The library said it has no evidence that wider user data has been compromised, although it advised that users should update their passwords if they are used elsewhere.

Criminal hackers use ransomware to encrypt their victims’ computers, rendering them inoperable. They then demand payment to unlock the computers and usually threaten to publish stolen internal data.

According to cybersecurity experts, Rhysida operates under a model known as “ransomware as a service,” where the gang’s leaders essentially lease out their malicious software and infrastructure to other hackers. They then split any money that is earned through extorting their hacking victims.

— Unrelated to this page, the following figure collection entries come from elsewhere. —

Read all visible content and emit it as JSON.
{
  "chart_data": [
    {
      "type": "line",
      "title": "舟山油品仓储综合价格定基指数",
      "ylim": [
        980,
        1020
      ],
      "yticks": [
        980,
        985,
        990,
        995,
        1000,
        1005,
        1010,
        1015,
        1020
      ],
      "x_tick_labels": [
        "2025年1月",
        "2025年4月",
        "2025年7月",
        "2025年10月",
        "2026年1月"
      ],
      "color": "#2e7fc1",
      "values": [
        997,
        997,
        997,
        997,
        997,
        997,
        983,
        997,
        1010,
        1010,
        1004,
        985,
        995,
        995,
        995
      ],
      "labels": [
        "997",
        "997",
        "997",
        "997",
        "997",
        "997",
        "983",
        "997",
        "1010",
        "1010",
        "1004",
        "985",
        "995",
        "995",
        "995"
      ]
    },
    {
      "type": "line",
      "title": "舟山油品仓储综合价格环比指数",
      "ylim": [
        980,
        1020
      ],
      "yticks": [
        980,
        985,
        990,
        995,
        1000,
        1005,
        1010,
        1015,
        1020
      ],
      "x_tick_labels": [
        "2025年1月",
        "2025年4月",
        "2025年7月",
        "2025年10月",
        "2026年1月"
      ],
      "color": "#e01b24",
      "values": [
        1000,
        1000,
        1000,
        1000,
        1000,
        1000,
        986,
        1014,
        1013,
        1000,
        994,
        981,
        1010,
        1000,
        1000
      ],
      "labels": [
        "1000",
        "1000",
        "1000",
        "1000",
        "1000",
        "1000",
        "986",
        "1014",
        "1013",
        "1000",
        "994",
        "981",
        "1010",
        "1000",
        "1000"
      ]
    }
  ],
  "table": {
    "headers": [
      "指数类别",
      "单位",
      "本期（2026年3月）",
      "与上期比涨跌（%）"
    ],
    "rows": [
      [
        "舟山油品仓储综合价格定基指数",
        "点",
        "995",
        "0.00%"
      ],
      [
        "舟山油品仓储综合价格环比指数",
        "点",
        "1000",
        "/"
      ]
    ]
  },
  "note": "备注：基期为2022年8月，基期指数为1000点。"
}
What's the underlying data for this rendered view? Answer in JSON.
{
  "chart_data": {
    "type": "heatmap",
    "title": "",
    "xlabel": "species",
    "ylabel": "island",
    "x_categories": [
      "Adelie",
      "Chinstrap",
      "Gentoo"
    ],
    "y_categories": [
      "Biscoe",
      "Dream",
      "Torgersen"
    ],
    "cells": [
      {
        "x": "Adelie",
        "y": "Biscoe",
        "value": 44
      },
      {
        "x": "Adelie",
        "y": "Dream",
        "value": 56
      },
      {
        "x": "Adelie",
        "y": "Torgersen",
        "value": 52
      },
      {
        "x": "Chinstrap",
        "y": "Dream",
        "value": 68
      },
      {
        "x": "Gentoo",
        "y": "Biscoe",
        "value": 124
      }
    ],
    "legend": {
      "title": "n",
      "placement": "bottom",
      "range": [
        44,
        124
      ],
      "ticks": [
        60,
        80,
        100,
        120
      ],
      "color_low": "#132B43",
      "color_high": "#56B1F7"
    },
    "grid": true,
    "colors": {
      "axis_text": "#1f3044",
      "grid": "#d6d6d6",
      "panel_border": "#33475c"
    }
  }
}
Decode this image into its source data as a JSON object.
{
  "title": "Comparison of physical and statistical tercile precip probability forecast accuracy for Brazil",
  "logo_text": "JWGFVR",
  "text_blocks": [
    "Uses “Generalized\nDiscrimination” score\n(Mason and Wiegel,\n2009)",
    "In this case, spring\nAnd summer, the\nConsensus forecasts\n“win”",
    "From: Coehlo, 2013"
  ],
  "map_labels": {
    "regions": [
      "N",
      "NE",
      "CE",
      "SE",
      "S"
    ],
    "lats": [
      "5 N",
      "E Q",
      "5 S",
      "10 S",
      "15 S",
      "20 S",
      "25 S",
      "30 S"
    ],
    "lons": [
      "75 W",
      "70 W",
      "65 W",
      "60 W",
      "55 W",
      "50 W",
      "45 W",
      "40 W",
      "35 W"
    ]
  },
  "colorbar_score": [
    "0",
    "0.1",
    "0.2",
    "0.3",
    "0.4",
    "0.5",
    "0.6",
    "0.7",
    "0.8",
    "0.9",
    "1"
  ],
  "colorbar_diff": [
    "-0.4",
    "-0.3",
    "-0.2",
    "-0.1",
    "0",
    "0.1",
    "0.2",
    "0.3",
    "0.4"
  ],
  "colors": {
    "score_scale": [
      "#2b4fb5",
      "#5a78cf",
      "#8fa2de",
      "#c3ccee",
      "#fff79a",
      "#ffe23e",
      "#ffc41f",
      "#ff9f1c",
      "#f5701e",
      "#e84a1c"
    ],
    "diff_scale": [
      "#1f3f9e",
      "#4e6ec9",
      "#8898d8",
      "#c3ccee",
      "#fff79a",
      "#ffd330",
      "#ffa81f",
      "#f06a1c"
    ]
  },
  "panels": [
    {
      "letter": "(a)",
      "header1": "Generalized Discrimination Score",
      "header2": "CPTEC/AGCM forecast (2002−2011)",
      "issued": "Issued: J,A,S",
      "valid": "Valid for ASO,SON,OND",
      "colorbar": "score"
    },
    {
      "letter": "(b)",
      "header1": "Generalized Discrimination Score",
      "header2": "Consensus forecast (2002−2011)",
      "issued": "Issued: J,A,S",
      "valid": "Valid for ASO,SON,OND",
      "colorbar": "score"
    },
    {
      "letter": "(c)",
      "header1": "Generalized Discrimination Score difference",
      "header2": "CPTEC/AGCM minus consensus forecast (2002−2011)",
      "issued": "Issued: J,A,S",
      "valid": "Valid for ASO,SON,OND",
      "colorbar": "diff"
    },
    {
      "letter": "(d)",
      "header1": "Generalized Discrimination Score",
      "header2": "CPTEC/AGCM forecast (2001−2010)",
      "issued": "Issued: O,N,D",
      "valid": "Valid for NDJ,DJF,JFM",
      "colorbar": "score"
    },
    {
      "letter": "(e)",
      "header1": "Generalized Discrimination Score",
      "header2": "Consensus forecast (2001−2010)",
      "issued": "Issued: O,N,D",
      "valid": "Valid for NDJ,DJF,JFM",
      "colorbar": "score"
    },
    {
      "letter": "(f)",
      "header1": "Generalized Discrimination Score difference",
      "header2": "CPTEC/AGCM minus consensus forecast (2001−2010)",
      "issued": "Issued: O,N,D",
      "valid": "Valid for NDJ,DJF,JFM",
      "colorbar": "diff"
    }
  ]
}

On Nov. 15, the US Federal Bureau of Investigation and the Cybersecurity and Infrastructure Security Agency published a joint alert about Rhysida. The agencies warned that hackers had been identified using the ransomware to target the education, health care, manufacturing, information technology and government sectors.

In August, the gang said it was behind a damaging hack on US health-care provider Prospect Medical Holdings, which runs 16 hospitals in California, Connecticut, Pennsylvania, and Rhode Island. The incident forced some of the hospitals to cancel appointments and reroute ambulances. The gang has also claimed responsibility for attacks earlier this year on a Portuguese hospital and government agencies in Chile and the Dominican Republic.